In 2023, DYNO’s net sales grew by 16.19 percent year-on-year. This is on the back of a 6.3 percent rise in the turnover of the resin division and a 24.06 percent growth in the turnover of moulding compound division in 2023. During the year, the company also commenced its export business and recorded export sales of Rs.45.276 million. Cost of sales escalated by 15.92 percent in 2023 due to a surge in the prices of raw materials, and high conversion costs due to soaring inflation as well as Pak Rupee depreciation. However, with better prices, the company was able to register a 17.54 percent rise in its gross profit in 2023 with the GP margin slightly inching up to clock in at 17.1 percent. Distribution expense escalated by 28.1 percent in 2023 due to higher cartage & freight charges. Administrative expenses also spiked by 28 percent in 2023 on the back of higher payroll expenses and amortization expenses. The workforce was squeezed to 227 employees in 2023 versus 231 employees in 2022. Higher profit-related provisioning and exchange loss resulted in a 97.19 percent spike in other expenses in 2023. Other income grew by 187.97 percent in 2023 due to hefty profit earned on deposit and savings accounts. Operating profit improved by 9.54 percent in 2023 with OP margin sliding down to 10.39 percent. Finance costs multiplied by 74.83 percent in 2023 due to a higher discount rate while outstanding borrowings significantly reduced during the year. DYNO’s gearing ratio inched down from 4.04 percent in 2022 to 1.85 percent in 2023. Net profit strengthened by 7 percent to clock in at Rs.665.16 million in 2023 with EPS of Rs.35.25 and NP margin of 6 percent.
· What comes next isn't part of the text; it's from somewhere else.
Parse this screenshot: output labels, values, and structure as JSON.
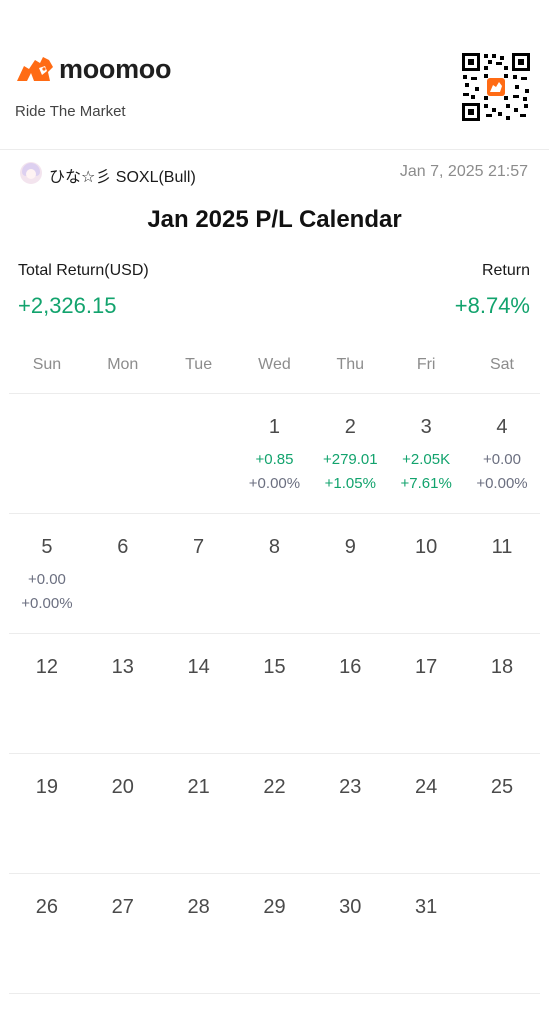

Recent Performance (9MFY24)

During 9MFY24, DYNO’s top line ascended by 22.85 percent year-on-year. This was on account of the 5.42 percent higher turnover of the resin division and 34.99 percent higher sales of moulding compound division. The cost of sales grew by 11.61 percent during 9MFY24. Improved prices and cost-cutting measures such as the installation of a solar plant resulted in 81.81 percent higher gross profit in 9MFY24 with GP margin clocking in at 23.70 percent versus GP margin of 16.02 percent recorded during the same period last year. Distribution expense inched up by 8.78 percent during the period owing to higher freight & cartage charges. Administrative expenses surged by a massive 73.53 percent during the period. The company also booked a provision of Rs.94.66 million during 9MFY24 versus a reversal of Rs.13.27 million booked during the same period last year. Other expenses slid by 33.57 percent during 9MFY24 may be due to the relatively stable value of Pak Rupee during the period. Other income also strengthened by 886.72 percent during 9MFY24 supposedly due to exchange gain and higher profit on bank deposits. Operating profit improved by 140.33 percent during 9MFY24 with OP margin clocking in at 16.96 percent versus OP margin of 8.67 percent recorded during the same period last year. Finance cost tapered off by 71.25 percent during 9MFY24 due to lower outstanding borrowings. Net profit multiplied by 141.52 percent during 9MFY24 to clock in at Rs.1074.65 million with EPS of Rs.56.94 versus EPS of Rs.23.58 registered during the same period last year. NP margin also picked up from 5.32 percent in 9MFY23 to 10.46 percent in 9MFY24.

Future Outlook

DYNO’s expansion into the export market will not only improve its turnover and margins but will help minimize exchange losses incurred on the purchase of raw materials from the international market. Moreover, a reduction in financial charges by keeping a check on external borrowings will also buttress DYNO’s bottom line.